Enviada em 01/09/2020

A Constituição Brasileira de 1988 – documento que está situado no topo do ordenamento jurídico - garante a todos os indivíduos o direito ao bem-estar social, como também reforça, em seu artigo 3ª, a obrigação do Estado em assegurar o desenvolvimento nacional. Fora dos papéis, percebe-se que uma substancial parte populacional não está sendo incluída nessas determinações, uma vez que o preconceito linguístico impossibilita que essa parcela da população desfrute desse direito, o que figura um obstáculo de grandes proporções. Nesse sentido, é valido apontar o legado histórico e a falta de conhecimento como elementos propulsores da problemática.

Em primeira análise, é notória a questão do contexto histórico, que influi decisivamente na consolidação do problema. De acordo com o pensamento de Claude Lévi-Strauss, só é possível interpretar adequadamente as ações coletivas por meio do entendimento dos eventos históricos. Dessa forma, o preconceito linguístico, mesmo que fortemente presentes no século XXI, apresentam raízes intrínsecas ao passado brasileiro, o que dificulta ainda mais sua resolução.

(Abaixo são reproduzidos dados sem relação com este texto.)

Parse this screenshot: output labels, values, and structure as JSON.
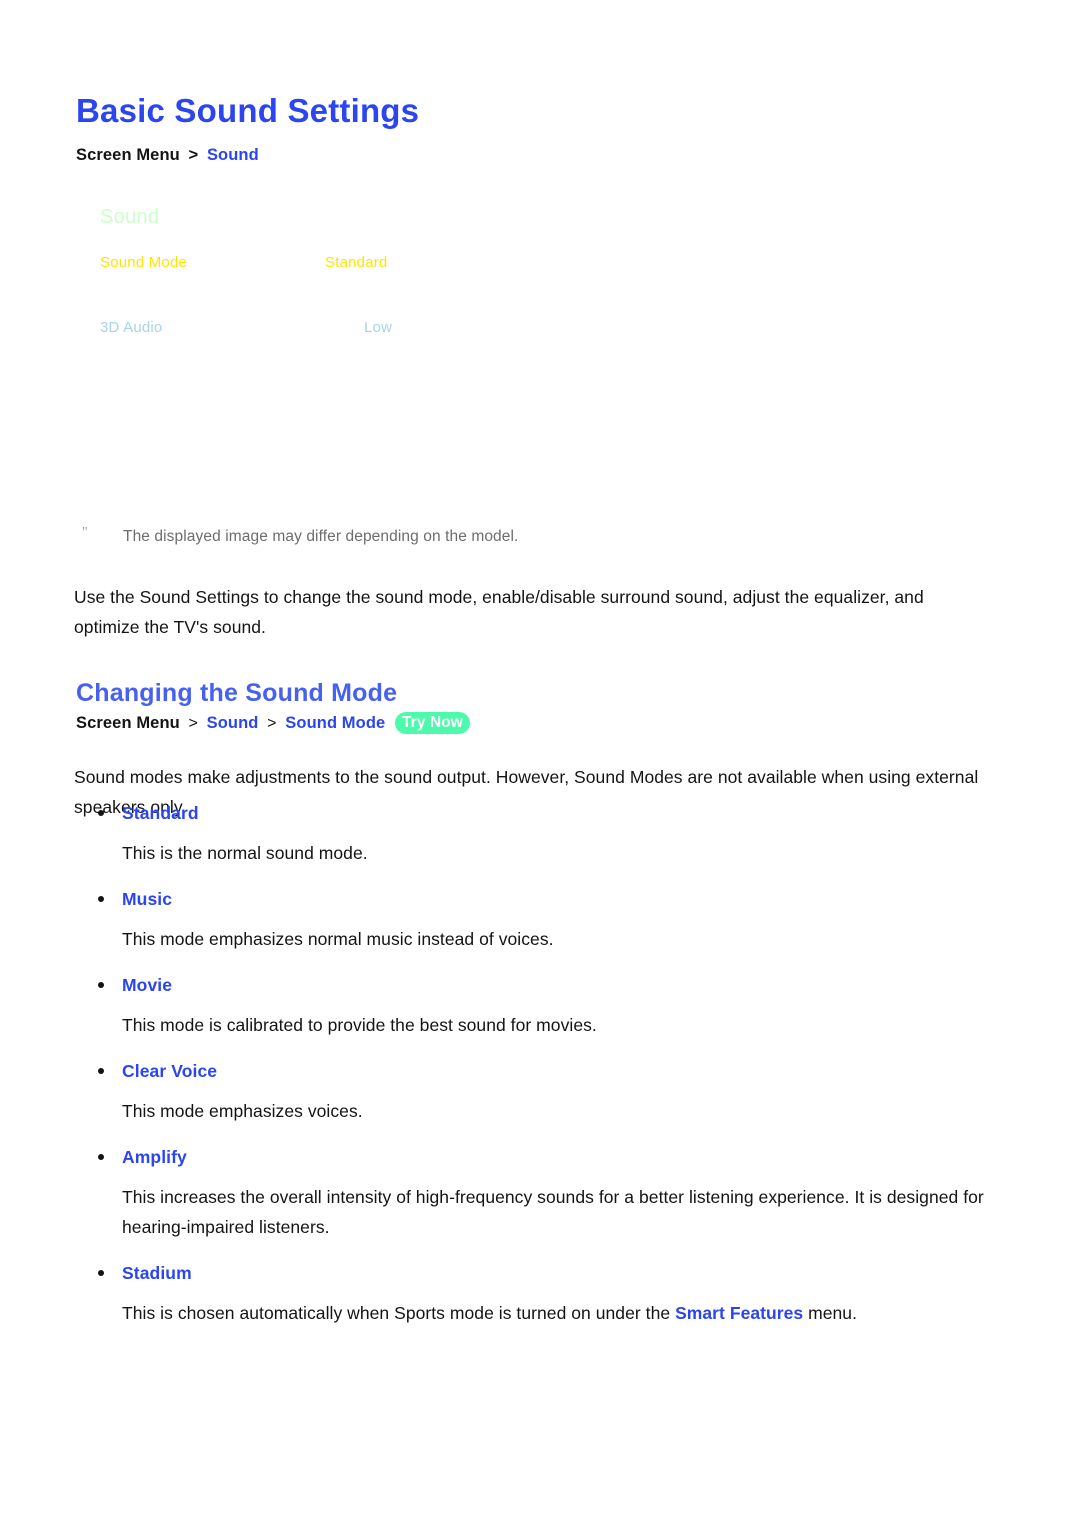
{
  "document": {
    "title": "Basic Sound Settings",
    "section_title": "Changing the Sound Mode"
  },
  "breadcrumb_top": {
    "static": "Screen Menu",
    "separator": ">",
    "link": "Sound"
  },
  "breadcrumb_section": {
    "static": "Screen Menu",
    "separator1": ">",
    "link1": "Sound",
    "separator2": ">",
    "link2": "Sound Mode",
    "badge": "Try Now"
  },
  "tv_menu": {
    "header": "Sound",
    "rows": [
      {
        "label": "Sound Mode",
        "value": "Standard"
      },
      {
        "label": "3D Audio",
        "value": "Low"
      }
    ]
  },
  "note": {
    "mark": "\"",
    "text": "The displayed image may differ depending on the model."
  },
  "paragraphs": {
    "intro": "Use the Sound Settings to change the sound mode, enable/disable surround sound, adjust the equalizer, and optimize the TV's sound.",
    "modes": "Sound modes make adjustments to the sound output. However, Sound Modes are not available when using external speakers only."
  },
  "sound_modes": [
    {
      "name": "Standard",
      "description": "This is the normal sound mode."
    },
    {
      "name": "Music",
      "description": "This mode emphasizes normal music instead of voices."
    },
    {
      "name": "Movie",
      "description": "This mode is calibrated to provide the best sound for movies."
    },
    {
      "name": "Clear Voice",
      "description": "This mode emphasizes voices."
    },
    {
      "name": "Amplify",
      "description": "This increases the overall intensity of high-frequency sounds for a better listening experience. It is designed for hearing-impaired listeners."
    },
    {
      "name": "Stadium",
      "description_before": "This is chosen automatically when Sports mode is turned on under the ",
      "description_link": "Smart Features",
      "description_after": " menu."
    }
  ],
  "colors": {
    "title_blue": "#2b45f0",
    "section_blue": "#4660f2",
    "link_blue": "#2b45f0",
    "badge_green": "#4dfaac",
    "menu_header_green": "#ccffcc",
    "menu_yellow": "#ffe500",
    "menu_blue": "#a9d4e8",
    "note_gray": "#6d6d6d",
    "body_black": "#141414"
  }
}
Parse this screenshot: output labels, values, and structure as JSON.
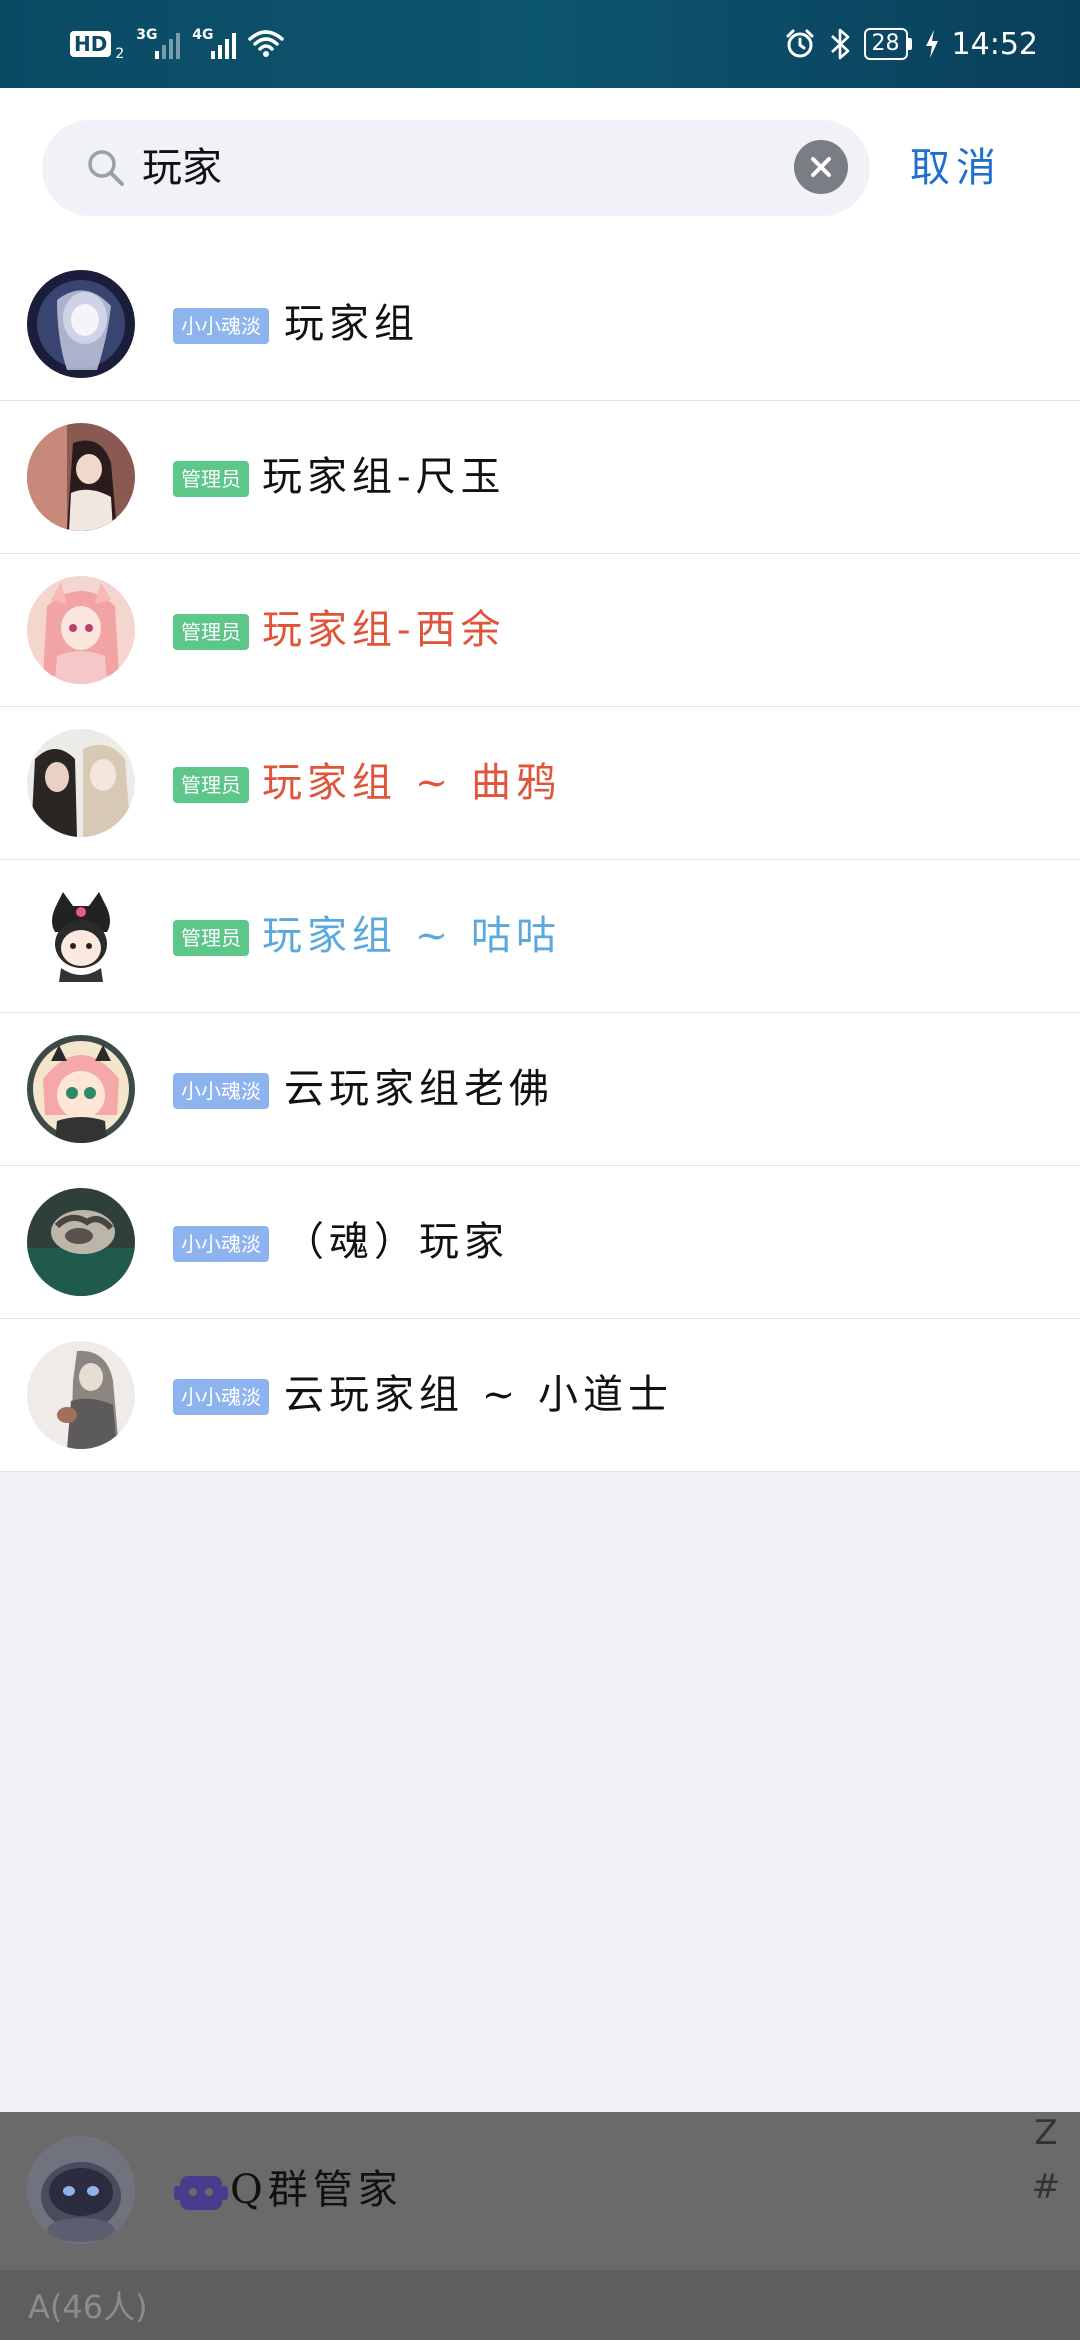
{
  "status_bar": {
    "hd": "HD",
    "hd_sub": "2",
    "net1": "3G",
    "net2": "4G",
    "battery": "28",
    "time": "14:52"
  },
  "search": {
    "query": "玩家",
    "cancel_label": "取消"
  },
  "results": [
    {
      "tag": "小小魂淡",
      "tag_type": "member",
      "name": "玩家组",
      "name_color": "#111111"
    },
    {
      "tag": "管理员",
      "tag_type": "admin",
      "name": "玩家组-尺玉",
      "name_color": "#111111"
    },
    {
      "tag": "管理员",
      "tag_type": "admin",
      "name": "玩家组-西余",
      "name_color": "#e0543a"
    },
    {
      "tag": "管理员",
      "tag_type": "admin",
      "name": "玩家组 ~ 曲鸦",
      "name_color": "#e0543a"
    },
    {
      "tag": "管理员",
      "tag_type": "admin",
      "name": "玩家组 ~ 咕咕",
      "name_color": "#5aa9dd"
    },
    {
      "tag": "小小魂淡",
      "tag_type": "member",
      "name": "云玩家组老佛",
      "name_color": "#111111"
    },
    {
      "tag": "小小魂淡",
      "tag_type": "member",
      "name": "（魂）玩家",
      "name_color": "#111111"
    },
    {
      "tag": "小小魂淡",
      "tag_type": "member",
      "name": "云玩家组 ~ 小道士",
      "name_color": "#111111"
    }
  ],
  "bottom": {
    "bot_name": "Q群管家",
    "index_letters": [
      "Z",
      "#"
    ],
    "section_label": "A(46人)"
  },
  "colors": {
    "accent": "#1f6fd1",
    "tag_member": "#8db4ee",
    "tag_admin": "#5cc788"
  },
  "icons": {
    "search": "search-icon",
    "clear": "close-circle-icon",
    "bot": "robot-icon",
    "wifi": "wifi-icon",
    "alarm": "alarm-icon",
    "bluetooth": "bluetooth-icon",
    "charging": "charging-icon"
  }
}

Além disso, outra dificuldade enfrentada é a questão da base educacional. Desse modo, o filósofo Schopenhauer defende que os limites do campo de visão de uma pessoa determinam seu entendimento a respeito do mundo. Isso justifica outra causa do problema: se as pessoas não têm acesso à informação séria sobre o preconceito linguístico, sua visão será limitada, o que dificulta a erradicação do problema.

Logo, medidas estratégicas são necessárias para alterar esse cenário. Portanto, é necessário que as prefeituras, em parceria com o governo do estado, proporcionem a criação de oficinas educativas, a serem desenvolvidas nas semanas culturais dos colégios estaduais. Esses eventos podem ser organizados por meio de atividades práticas, como dramatizações, dinâmicas e jogos, de modo a proporcionar a visualização do assunto, além de palestras com psicólogos, que orientem a maldade que é o preconceito linguístico para os jovens e suas famílias, com embasamento científico, a fim de efetivar a elucidação da população sobre o tema. Por fim, é importante que o povo brasileiro se encare como responsável pelo problema, pois, de acordo com Platão, o primeiro passo para mover o mundo é mover a si mesmo.